In a survey of leopard food habits from areas in Asia and Africa, a pattern in the adaptability of leopard feeding emerged (Seidensticker 1991). Leopards easily switch prey. If there is one or more abundant ungulate species in the 20-50 kg size range present in a habitat, the leopard focuses its hunting on those animals. Leopards do not seem to spend much time hunting primates in those habitats even though primates may be quite abundant, and leopards do not spend much time pursuing smaller prey animals. When ungulate prey in the 20-50 kg size class is present but not at high density, leopard do prey on primates and primates may make up as much as 30% of their diet. In habitats where 20-50 kg size ungulate prey are essentially absent, leopards switch and eat a high proportion of primates.





Where prey of any kind occurs at very low density, leopards take just about any size animal they can capture: small ungulates up to 50 kg, porcupines, foxes, jackals, and primates as encountered. In the absence of a larger predator such as the tiger, the very large ungulates (%26gt;50 kg) escape predation by leopards, although their young do not. From this review, it is apparent that the consequences of losing the top carnivore, followed by a meso-predator release, will be mediated by the structure of the available prey assemblage. The structure of the available prey assemblage will be mediated through vegetation structure, productivity of the habitat, and to what extent humans have altered the habitat and impacted the prey assemblage.

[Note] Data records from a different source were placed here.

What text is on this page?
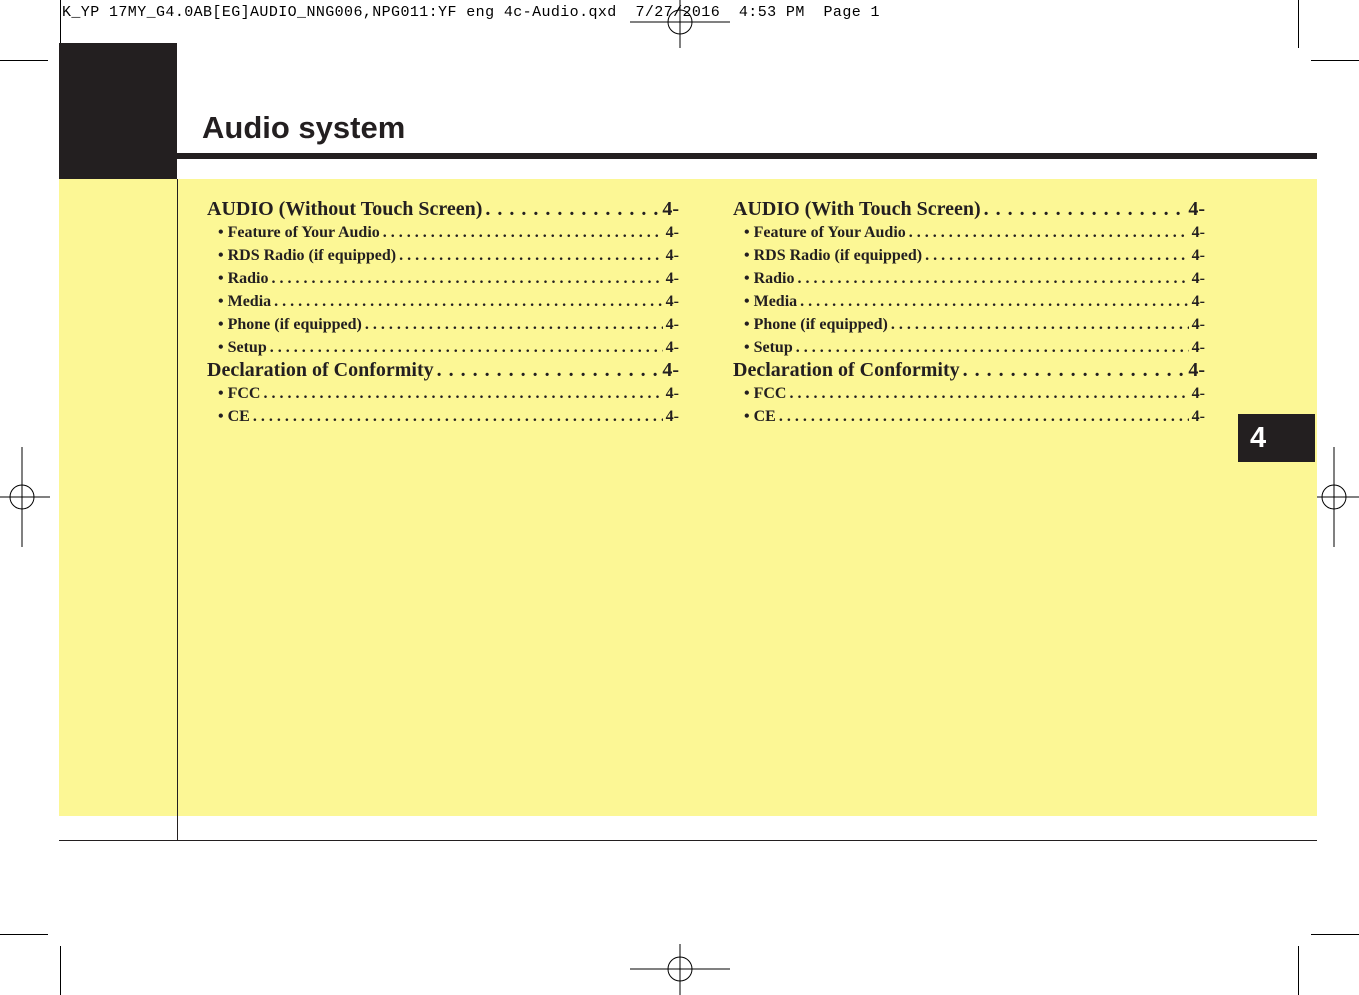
K_YP 17MY_G4.0AB[EG]AUDIO_NNG006,NPG011:YF eng 4c-Audio.qxd  7/27/2016  4:53 PM  Page 1
Audio system
4
AUDIO (Without Touch Screen) . . .	4-
• Feature of Your Audio . . .	4-
• RDS Radio (if equipped) . . .	4-
• Radio . . .	4-
• Media . . .	4-
• Phone (if equipped) . . .	4-
• Setup . . .	4-
Declaration of Conformity . . .	4-
• FCC . . .	4-
• CE . . .	4-
AUDIO (With Touch Screen) . . .	4-
• Feature of Your Audio . . .	4-
• RDS Radio (if equipped) . . .	4-
• Radio . . .	4-
• Media . . .	4-
• Phone (if equipped) . . .	4-
• Setup . . .	4-
Declaration of Conformity . . .	4-
• FCC . . .	4-
• CE . . .	4-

Top carnivores play a pivotal role in the maintenance of biodiversity in Asian forests


Recent reviews (Soule and Terborgh 1999) and research conducted in large natural systems (Clark et al. 1999) point to the pivotal role of predation in structuring and preserving biodiversity in terrestrial communities. The top-down force that top carnivores exert on selected prey populations has been long appreciated. An understanding of the importance and the means by which top carnivores maintain the overall biodiversity in ecological systems is only recently emerging. This pivotal role has yet to be incorporated into the doctrine of conservation planning. Similarly, the ecological, behavioral, and security needs of top carnivores have been slow to be recognized, and even slower to be included our preservation and recovery thinking.

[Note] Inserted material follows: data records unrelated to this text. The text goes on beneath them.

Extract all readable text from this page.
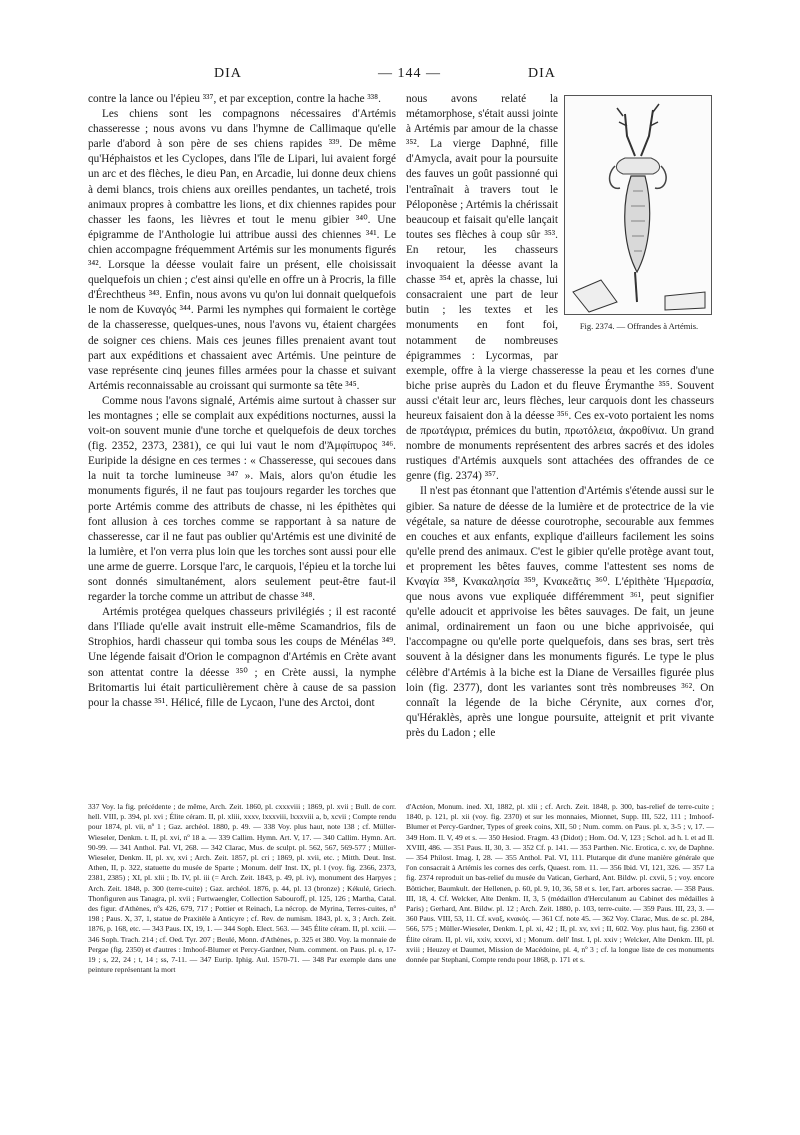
DIA	— 144 —	DIA

contre la lance ou l'épieu ³³⁷, et par exception, contre la hache ³³⁸.

Les chiens sont les compagnons nécessaires d'Artémis chasseresse ; nous avons vu dans l'hymne de Callimaque qu'elle parle d'abord à son père de ses chiens rapides ³³⁹. De même qu'Héphaistos et les Cyclopes, dans l'île de Lipari, lui avaient forgé un arc et des flèches, le dieu Pan, en Arcadie, lui donne deux chiens à demi blancs, trois chiens aux oreilles pendantes, un tacheté, trois animaux propres à combattre les lions, et dix chiennes rapides pour chasser les faons, les lièvres et tout le menu gibier ³⁴⁰. Une épigramme de l'Anthologie lui attribue aussi des chiennes ³⁴¹. Le chien accompagne fréquemment Artémis sur les monuments figurés ³⁴². Lorsque la déesse voulait faire un présent, elle choisissait quelquefois un chien ; c'est ainsi qu'elle en offre un à Procris, la fille d'Érechtheus ³⁴³. Enfin, nous avons vu qu'on lui donnait quelquefois le nom de Κυναγός ³⁴⁴. Parmi les nymphes qui formaient le cortège de la chasseresse, quelques-unes, nous l'avons vu, étaient chargées de soigner ces chiens. Mais ces jeunes filles prenaient avant tout part aux expéditions et chassaient avec Artémis. Une peinture de vase représente cinq jeunes filles armées pour la chasse et suivant Artémis reconnaissable au croissant qui surmonte sa tête ³⁴⁵.

Comme nous l'avons signalé, Artémis aime surtout à chasser sur les montagnes ; elle se complait aux expéditions nocturnes, aussi la voit-on souvent munie d'une torche et quelquefois de deux torches (fig. 2352, 2373, 2381), ce qui lui vaut le nom d'Ἀμφίπυρος ³⁴⁶. Euripide la désigne en ces termes : « Chasseresse, qui secoues dans la nuit ta torche lumineuse ³⁴⁷ ». Mais, alors qu'on étudie les monuments figurés, il ne faut pas toujours regarder les torches que porte Artémis comme des attributs de chasse, ni les épithètes qui font allusion à ces torches comme se rapportant à sa nature de chasseresse, car il ne faut pas oublier qu'Artémis est une divinité de la lumière, et l'on verra plus loin que les torches sont aussi pour elle une arme de guerre. Lorsque l'arc, le carquois, l'épieu et la torche lui sont donnés simultanément, alors seulement peut-être faut-il regarder la torche comme un attribut de chasse ³⁴⁸.

Artémis protégea quelques chasseurs privilégiés ; il est raconté dans l'Iliade qu'elle avait instruit elle-même Scamandrios, fils de Strophios, hardi chasseur qui tomba sous les coups de Ménélas ³⁴⁹. Une légende faisait d'Orion le compagnon d'Artémis en Crète avant son attentat contre la déesse ³⁵⁰ ; en Crète aussi, la nymphe Britomartis lui était particulièrement chère à cause de sa passion pour la chasse ³⁵¹. Hélicé, fille de Lycaon, l'une des Arctoi, dont

Fig. 2374. — Offrandes à Artémis.

nous avons relaté la métamorphose, s'était aussi jointe à Artémis par amour de la chasse ³⁵². La vierge Daphné, fille d'Amycla, avait pour la poursuite des fauves un goût passionné qui l'entraînait à travers tout le Péloponèse ; Artémis la chérissait beaucoup et faisait qu'elle lançait toutes ses flèches à coup sûr ³⁵³. En retour, les chasseurs invoquaient la déesse avant la chasse ³⁵⁴ et, après la chasse, lui consacraient une part de leur butin ; les textes et les monuments en font foi, notamment de nombreuses épigrammes : Lycormas, par exemple, offre à la vierge chasseresse la peau et les cornes d'une biche prise auprès du Ladon et du fleuve Érymanthe ³⁵⁵. Souvent aussi c'était leur arc, leurs flèches, leur carquois dont les chasseurs heureux faisaient don à la déesse ³⁵⁶. Ces ex-voto portaient les noms de πρωτάγρια, prémices du butin, πρωτόλεια, ἀκροθίνια. Un grand nombre de monuments représentent des arbres sacrés et des idoles rustiques d'Artémis auxquels sont attachées des offrandes de ce genre (fig. 2374) ³⁵⁷.

Il n'est pas étonnant que l'attention d'Artémis s'étende aussi sur le gibier. Sa nature de déesse de la lumière et de protectrice de la vie végétale, sa nature de déesse courotrophe, secourable aux femmes en couches et aux enfants, explique d'ailleurs facilement les soins qu'elle prend des animaux. C'est le gibier qu'elle protège avant tout, et proprement les bêtes fauves, comme l'attestent ses noms de Κναγία ³⁵⁸, Κνακαλησία ³⁵⁹, Κνακεᾶτις ³⁶⁰. L'épithète Ἡμερασία, que nous avons vue expliquée différemment ³⁶¹, peut signifier qu'elle adoucit et apprivoise les bêtes sauvages. De fait, un jeune animal, ordinairement un faon ou une biche apprivoisée, qui l'accompagne ou qu'elle porte quelquefois, dans ses bras, sert très souvent à la désigner dans les monuments figurés. Le type le plus célèbre d'Artémis à la biche est la Diane de Versailles figurée plus loin (fig. 2377), dont les variantes sont très nombreuses ³⁶². On connaît la légende de la biche Cérynite, aux cornes d'or, qu'Héraklès, après une longue poursuite, atteignit et prit vivante près du Ladon ; elle

337 Voy. la fig. précédente ; de même, Arch. Zeit. 1860, pl. cxxxviii ; 1869, pl. xvii ; Bull. de corr. hell. VIII, p. 394, pl. xvi ; Élite céram. II, pl. xliii, xxxv, lxxxviii, lxxxviii a, b, xcvii ; Compte rendu pour 1874, pl. vii, nº 1 ; Gaz. archéol. 1880, p. 49. — 338 Voy. plus haut, note 138 ; cf. Müller-Wieseler, Denkm. t. II, pl. xvi, nº 18 a. — 339 Callim. Hymn. Art. V, 17. — 340 Callim. Hymn. Art. 90-99. — 341 Anthol. Pal. VI, 268. — 342 Clarac, Mus. de sculpt. pl. 562, 567, 569-577 ; Müller-Wieseler, Denkm. II, pl. xv, xvi ; Arch. Zeit. 1857, pl. cri ; 1869, pl. xvii, etc. ; Mitth. Deut. Inst. Athen, II, p. 322, statuette du musée de Sparte ; Monum. dell' Inst. IX, pl. l (voy. fig. 2366, 2373, 2381, 2385) ; XI, pl. xlii ; Ib. IV, pl. iii (= Arch. Zeit. 1843, p. 49, pl. iv), monument des Harpyes ; Arch. Zeit. 1848, p. 300 (terre-cuite) ; Gaz. archéol. 1876, p. 44, pl. 13 (bronze) ; Kékulé, Griech. Thonfiguren aus Tanagra, pl. xvii ; Furtwaengler, Collection Sabouroff, pl. 125, 126 ; Martha, Catal. des figur. d'Athènes, nºs 426, 679, 717 ; Pottier et Reinach, La nécrop. de Myrina, Terres-cuites, nº 198 ; Paus. X, 37, 1, statue de Praxitèle à Anticyre ; cf. Rev. de numism. 1843, pl. x, 3 ; Arch. Zeit. 1876, p. 168, etc. — 343 Paus. IX, 19, 1. — 344 Soph. Elect. 563. — 345 Élite céram. II, pl. xciii. — 346 Soph. Trach. 214 ; cf. Oed. Tyr. 207 ; Beulé, Monn. d'Athènes, p. 325 et 380. Voy. la monnaie de Pergae (fig. 2350) et d'autres : Imhoof-Blumer et Percy-Gardner, Num. comment. on Paus. pl. e, 17-19 ; s, 22, 24 ; t, 14 ; ss, 7-11. — 347 Eurip. Iphig. Aul. 1570-71. — 348 Par exemple dans une peinture représentant la mort
d'Actéon, Monum. ined. XI, 1882, pl. xlii ; cf. Arch. Zeit. 1848, p. 300, bas-relief de terre-cuite ; 1840, p. 121, pl. xii (voy. fig. 2370) et sur les monnaies, Mionnet, Supp. III, 522, 111 ; Imhoof-Blumer et Percy-Gardner, Types of greek coins, XII, 50 ; Num. comm. on Paus. pl. x, 3-5 ; v, 17. — 349 Hom. Il. V, 49 et s. — 350 Hesiod. Fragm. 43 (Didot) ; Hom. Od. V, 123 ; Schol. ad h. l. et ad Il. XVIII, 486. — 351 Paus. II, 30, 3. — 352 Cf. p. 141. — 353 Parthen. Nic. Erotica, c. xv, de Daphne. — 354 Philost. Imag. I, 28. — 355 Anthol. Pal. VI, 111. Plutarque dit d'une manière générale que l'on consacrait à Artémis les cornes des cerfs, Quaest. rom. 11. — 356 Ibid. VI, 121, 326. — 357 La fig. 2374 reproduit un bas-relief du musée du Vatican, Gerhard, Ant. Bildw. pl. cxvii, 5 ; voy. encore Bötticher, Baumkult. der Hellenen, p. 60, pl. 9, 10, 36, 58 et s. 1er, l'art. arbores sacrae. — 358 Paus. III, 18, 4. Cf. Welcker, Alte Denkm. II, 3, 5 (médaillon d'Herculanum au Cabinet des médailles à Paris) ; Gerhard, Ant. Bildw. pl. 12 ; Arch. Zeit. 1880, p. 103, terre-cuite. — 359 Paus. III, 23, 3. — 360 Paus. VIII, 53, 11. Cf. κναξ, κνακός. — 361 Cf. note 45. — 362 Voy. Clarac, Mus. de sc. pl. 284, 566, 575 ; Müller-Wieseler, Denkm. I, pl. xi, 42 ; II, pl. xv, xvi ; II, 602. Voy. plus haut, fig. 2360 et Élite céram. II, pl. vii, xxiv, xxxvi, xl ; Monum. dell' Inst. I, pl. xxiv ; Welcker, Alte Denkm. III, pl. xviii ; Heuzey et Daumet, Mission de Macédoine, pl. 4, nº 3 ; cf. la longue liste de ces monuments donnée par Stephani, Compte rendu pour 1868, p. 171 et s.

In our battle against extinction, we must come to fully understand how essential ecological processes such as predation work and how humans alter ecosystems in terms of the degree of change, the degree of sustained control, the spatial extent of change, and its abruptness. (Angermeier 2000). The eroding of connectivity and habitat quality has been of concern to conservationists seeking to preserve biodiversity. Top carnivores are the first to go in this erosion and degradation process. We have not fully understood the impact of poacher’s bullets and snares as they selectively removed top carnivores from relatively intact Asian forests. We now appreciate how important predation is in structuring and maintaining biodiversity.





Maintaining a reserve network large enough to sustain viable populations of the top carnivores has emerged as an overarching conservation objective (Soule and Terborgh 1999). We must shift our conservation thinking from viewing top carnivores as an isolated part of ecosystem management to viewing the maintenance of viable populations of top carnivores as essential components of an integrated system of sustainable ecosystem management.


The critically endangered top carnivores are indicators of ecosystems in decline. As we set our conservation sights on recovery, top carnivores can be the stars in our ongoing efforts that restore and maintain biodiversity. But the star-power of top carnivores, their flagship and umbrella role, is more than symbolic. Without top carnivores our efforts to stem the loss of biodiversity will not prevail.